小豆をゆっくりと、煮る。気が遠くなるくらいの長い時間をかけて、煮る。あるかなきかのとろ火で、気長に。と、あんが誕生するんだそうです。
和菓子とあんは、密接に関係しています。あんを使わない和菓子を数えたほうが早いのでは。そんな風にさえ思えてくるほどです。
まんじゅう。まんじゅうもまた、あん。あんのないまんじゅうは、珍しい。最中も、なかにあんが入っています。ぜんざい。ぜんざいはもう、あんそのものでありましょう。少し変ったところでは、シベリア。シベリアにもあんは不可欠であります。
あるいはまた、鯛焼き。鯛焼きになりますと、しっぽにあんが入っているかいないか。これで論争がおきるくらいのものであります。和菓子において、あんはまこと大切のようですね。

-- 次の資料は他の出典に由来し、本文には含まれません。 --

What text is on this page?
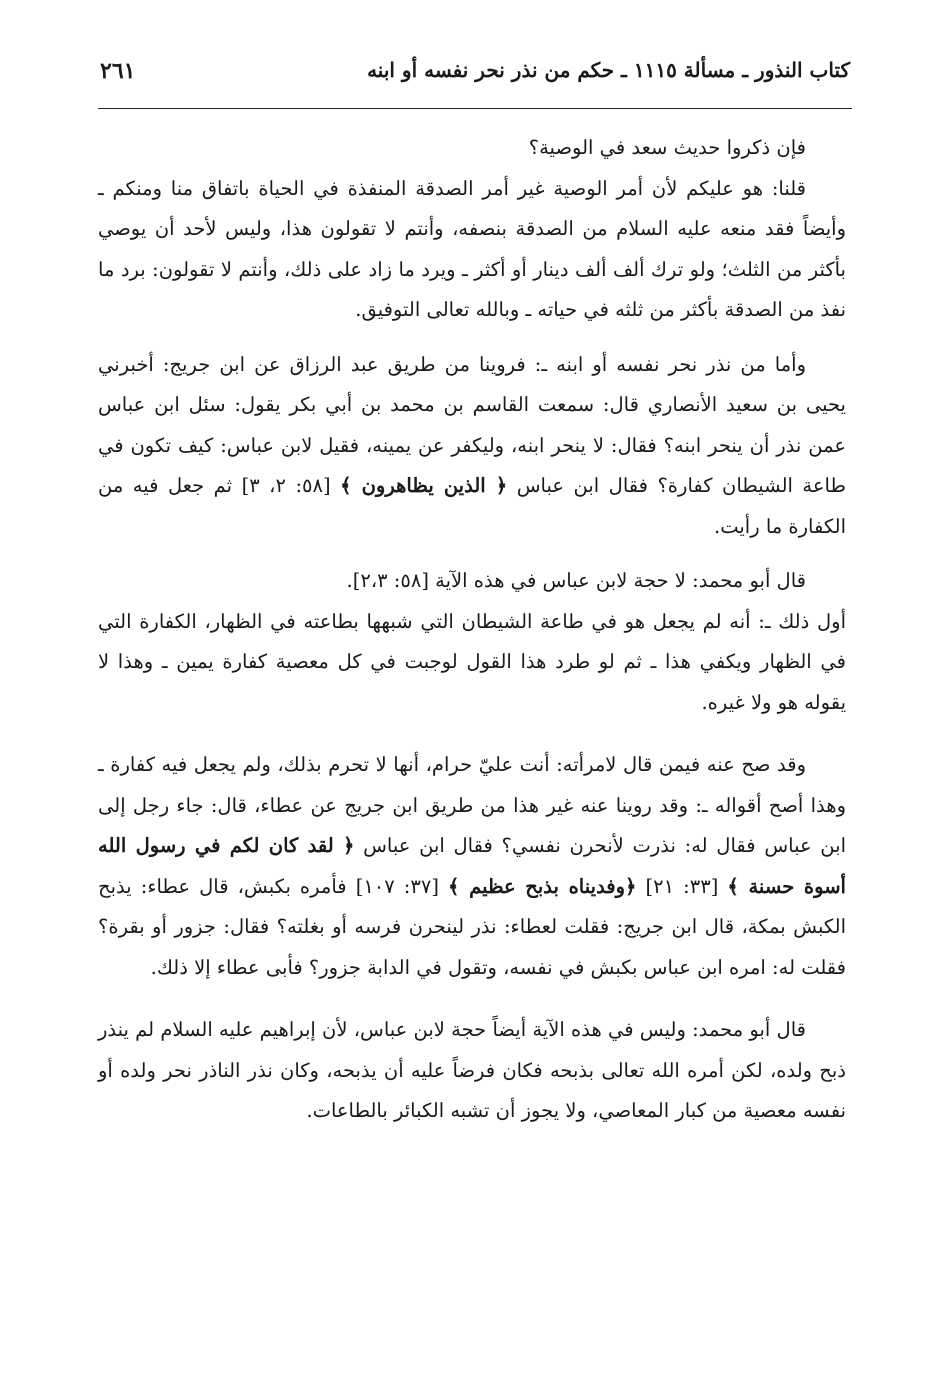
كتاب النذور ـ مسألة ١١١٥ ـ حكم من نذر نحر نفسه أو ابنه
٢٦١

فإن ذكروا حديث سعد في الوصية؟

قلنا: هو عليكم لأن أمر الوصية غير أمر الصدقة المنفذة في الحياة باتفاق منا ومنكم ـ وأيضاً فقد منعه عليه السلام من الصدقة بنصفه، وأنتم لا تقولون هذا، وليس لأحد أن يوصي بأكثر من الثلث؛ ولو ترك ألف ألف دينار أو أكثر ـ ويرد ما زاد على ذلك، وأنتم لا تقولون: برد ما نفذ من الصدقة بأكثر من ثلثه في حياته ـ وبالله تعالى التوفيق.

وأما من نذر نحر نفسه أو ابنه ـ: فروينا من طريق عبد الرزاق عن ابن جريج: أخبرني يحيى بن سعيد الأنصاري قال: سمعت القاسم بن محمد بن أبي بكر يقول: سئل ابن عباس عمن نذر أن ينحر ابنه؟ فقال: لا ينحر ابنه، وليكفر عن يمينه، فقيل لابن عباس: كيف تكون في طاعة الشيطان كفارة؟ فقال ابن عباس ﴿ الذين يظاهرون ﴾ [٥٨: ٢، ٣] ثم جعل فيه من الكفارة ما رأيت.

قال أبو محمد: لا حجة لابن عباس في هذه الآية [٥٨: ٢،٣].

أول ذلك ـ: أنه لم يجعل هو في طاعة الشيطان التي شبهها بطاعته في الظهار، الكفارة التي في الظهار ويكفي هذا ـ ثم لو طرد هذا القول لوجبت في كل معصية كفارة يمين ـ وهذا لا يقوله هو ولا غيره.

وقد صح عنه فيمن قال لامرأته: أنت عليّ حرام، أنها لا تحرم بذلك، ولم يجعل فيه كفارة ـ وهذا أصح أقواله ـ: وقد روينا عنه غير هذا من طريق ابن جريج عن عطاء، قال: جاء رجل إلى ابن عباس فقال له: نذرت لأنحرن نفسي؟ فقال ابن عباس ﴿ لقد كان لكم في رسول الله أسوة حسنة ﴾ [٣٣: ٢١] ﴿وفديناه بذبح عظيم ﴾ [٣٧: ١٠٧] فأمره بكبش، قال عطاء: يذبح الكبش بمكة، قال ابن جريج: فقلت لعطاء: نذر لينحرن فرسه أو بغلته؟ فقال: جزور أو بقرة؟ فقلت له: امره ابن عباس بكبش في نفسه، وتقول في الدابة جزور؟ فأبى عطاء إلا ذلك.

قال أبو محمد: وليس في هذه الآية أيضاً حجة لابن عباس، لأن إبراهيم عليه السلام لم ينذر ذبح ولده، لكن أمره الله تعالى بذبحه فكان فرضاً عليه أن يذبحه، وكان نذر الناذر نحر ولده أو نفسه معصية من كبار المعاصي، ولا يجوز أن تشبه الكبائر بالطاعات.
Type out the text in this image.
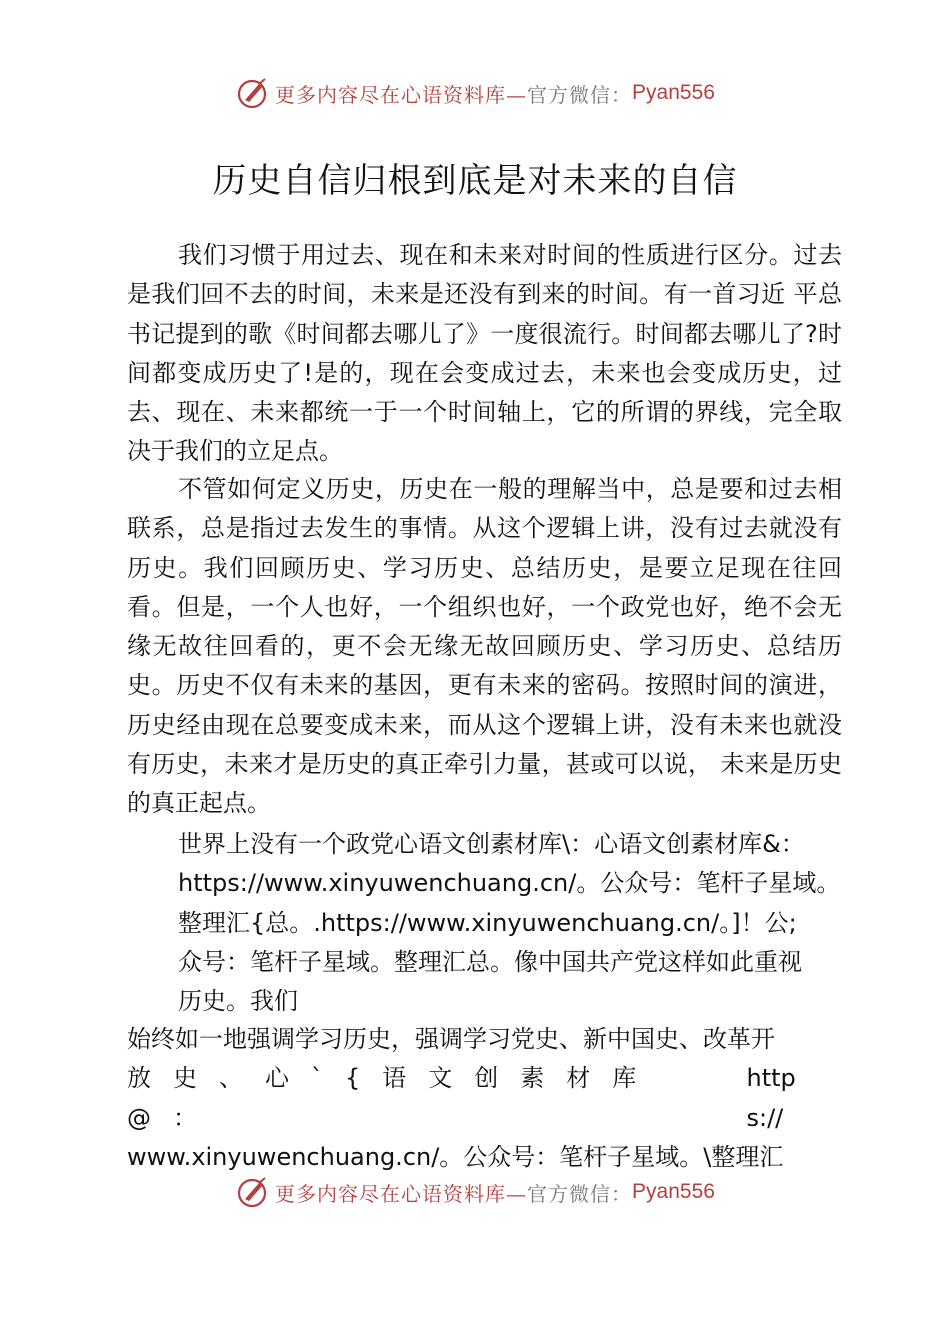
更多内容尽在心语资料库— 官方微信： Pyan556
历史自信归根到底是对未来的自信

我们习惯于用过去、现在和未来对时间的性质进行区分。过去是我们回不去的时间，未来是还没有到来的时间。有一首习近 平总书记提到的歌《时间都去哪儿了》一度很流行。时间都去哪儿了?时间都变成历史了!是的，现在会变成过去，未来也会变成历史，过去、现在、未来都统一于一个时间轴上，它的所谓的界线，完全取决于我们的立足点。

不管如何定义历史，历史在一般的理解当中，总是要和过去相联系，总是指过去发生的事情。从这个逻辑上讲，没有过去就没有历史。我们回顾历史、学习历史、总结历史，是要立足现在往回看。但是，一个人也好，一个组织也好，一个政党也好，绝不会无缘无故往回看的，更不会无缘无故回顾历史、学习历史、总结历史。历史不仅有未来的基因，更有未来的密码。按照时间的演进，历史经由现在总要变成未来，而从这个逻辑上讲，没有未来也就没有历史，未来才是历史的真正牵引力量，甚或可以说， 未来是历史的真正起点。

世界上没有一个政党心语文创素材库\：心语文创素材库&：
https://www.xinyuwenchuang.cn/。公众号：笔杆子星域。
整理汇{总。.https://www.xinyuwenchuang.cn/。]！公;
众号：笔杆子星域。整理汇总。像中国共产党这样如此重视
历史。我们
始终如一地强调学习历史，强调学习党史、新中国史、改革开
放史、心`{语文创素材库@：
https://
www.xinyuwenchuang.cn/。公众号：笔杆子星域。\整理汇
更多内容尽在心语资料库— 官方微信： Pyan556
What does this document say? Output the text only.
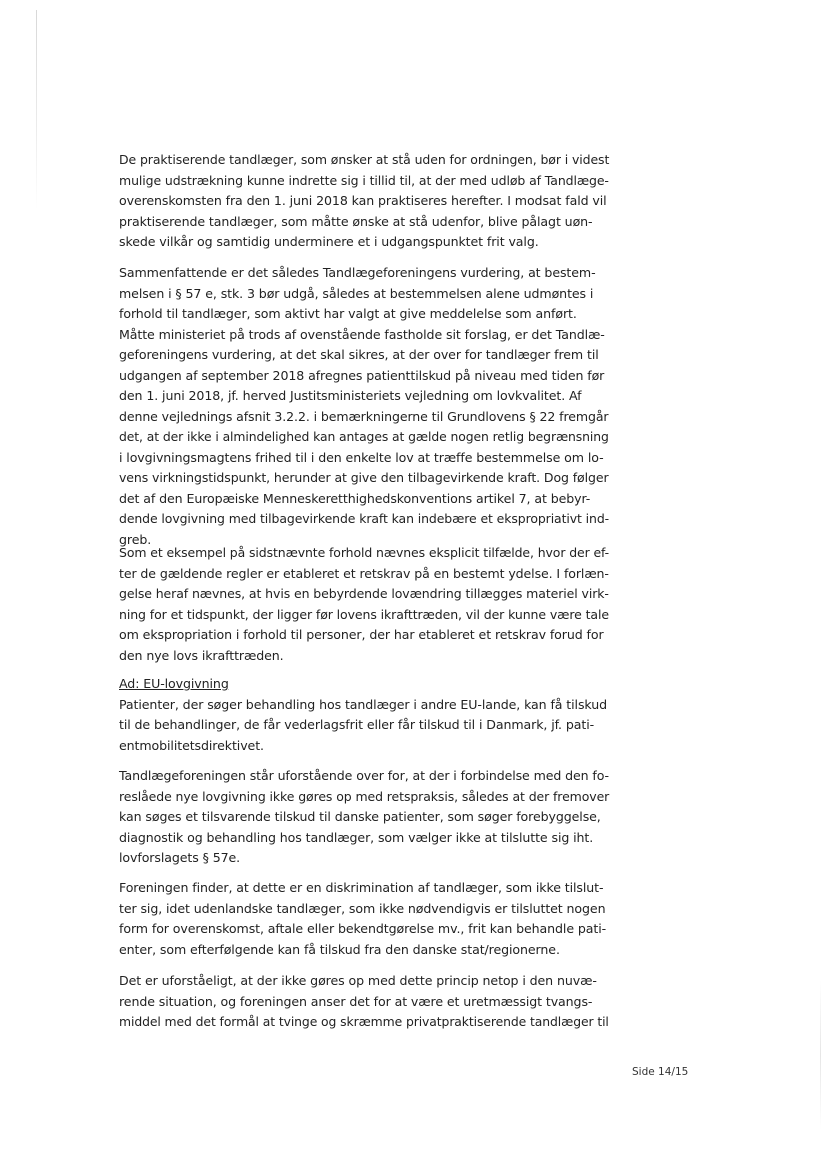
De praktiserende tandlæger, som ønsker at stå uden for ordningen, bør i videst
mulige udstrækning kunne indrette sig i tillid til, at der med udløb af Tandlæge-
overenskomsten fra den 1. juni 2018 kan praktiseres herefter. I modsat fald vil
praktiserende tandlæger, som måtte ønske at stå udenfor, blive pålagt uøn-
skede vilkår og samtidig underminere et i udgangspunktet frit valg.
Sammenfattende er det således Tandlægeforeningens vurdering, at bestem-
melsen i § 57 e, stk. 3 bør udgå, således at bestemmelsen alene udmøntes i
forhold til tandlæger, som aktivt har valgt at give meddelelse som anført.
Måtte ministeriet på trods af ovenstående fastholde sit forslag, er det Tandlæ-
geforeningens vurdering, at det skal sikres, at der over for tandlæger frem til
udgangen af september 2018 afregnes patienttilskud på niveau med tiden før
den 1. juni 2018, jf. herved Justitsministeriets vejledning om lovkvalitet. Af
denne vejlednings afsnit 3.2.2. i bemærkningerne til Grundlovens § 22 fremgår
det, at der ikke i almindelighed kan antages at gælde nogen retlig begrænsning
i lovgivningsmagtens frihed til i den enkelte lov at træffe bestemmelse om lo-
vens virkningstidspunkt, herunder at give den tilbagevirkende kraft. Dog følger
det af den Europæiske Menneskeretthighedskonventions artikel 7, at bebyr-
dende lovgivning med tilbagevirkende kraft kan indebære et ekspropriativt ind-
greb.
Som et eksempel på sidstnævnte forhold nævnes eksplicit tilfælde, hvor der ef-
ter de gældende regler er etableret et retskrav på en bestemt ydelse. I forlæn-
gelse heraf nævnes, at hvis en bebyrdende lovændring tillægges materiel virk-
ning for et tidspunkt, der ligger før lovens ikrafttræden, vil der kunne være tale
om ekspropriation i forhold til personer, der har etableret et retskrav forud for
den nye lovs ikrafttræden.
Ad: EU-lovgivning
Patienter, der søger behandling hos tandlæger i andre EU-lande, kan få tilskud
til de behandlinger, de får vederlagsfrit eller får tilskud til i Danmark, jf. pati-
entmobilitetsdirektivet.
Tandlægeforeningen står uforstående over for, at der i forbindelse med den fo-
reslåede nye lovgivning ikke gøres op med retspraksis, således at der fremover
kan søges et tilsvarende tilskud til danske patienter, som søger forebyggelse,
diagnostik og behandling hos tandlæger, som vælger ikke at tilslutte sig iht.
lovforslagets § 57e.
Foreningen finder, at dette er en diskrimination af tandlæger, som ikke tilslut-
ter sig, idet udenlandske tandlæger, som ikke nødvendigvis er tilsluttet nogen
form for overenskomst, aftale eller bekendtgørelse mv., frit kan behandle pati-
enter, som efterfølgende kan få tilskud fra den danske stat/regionerne.
Det er uforståeligt, at der ikke gøres op med dette princip netop i den nuvæ-
rende situation, og foreningen anser det for at være et uretmæssigt tvangs-
middel med det formål at tvinge og skræmme privatpraktiserende tandlæger til
Side 14/15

あんこがお好きだったお方に、獅子文六がいます。獅子文六は若い頃、今川焼がお好きだった。獅子文六は、横浜生まれ、横浜育ち。むかし、横浜にそれはそれは、美味い今川焼屋があって。友達といくつ食べられるかの、競争。結局、獅子文六は十六個、食べた。友達は十二個までだったそうですが。もっとも明治の終り頃の話なのですね。
獅子文六が戦後間もなくに書いた小説に、『嵐といふらむ』があります。ただし物語の背景は戦前の話になっています。
『嵐といふらむ』のはじめに、黒い背広に縞ズボンを着る場面が。
「数馬は、黒の上着に縞ズボン ー その背広の胸に覗いている、青縞のワイシャツに、手をやった。」
「青縞」は、ブルーのストライプでしょうか。数馬は、息子。父は、伯爵というご身分 。その伯爵が息子に、注意。縞ズボンに「青縞」のシャツはいけない、と。たぶん、白の、ウイング・カラーを勧めたかったのでしょう。
もちろん今川焼を食べるくらいなら、「青縞」のシャツでも良いのでしょうが。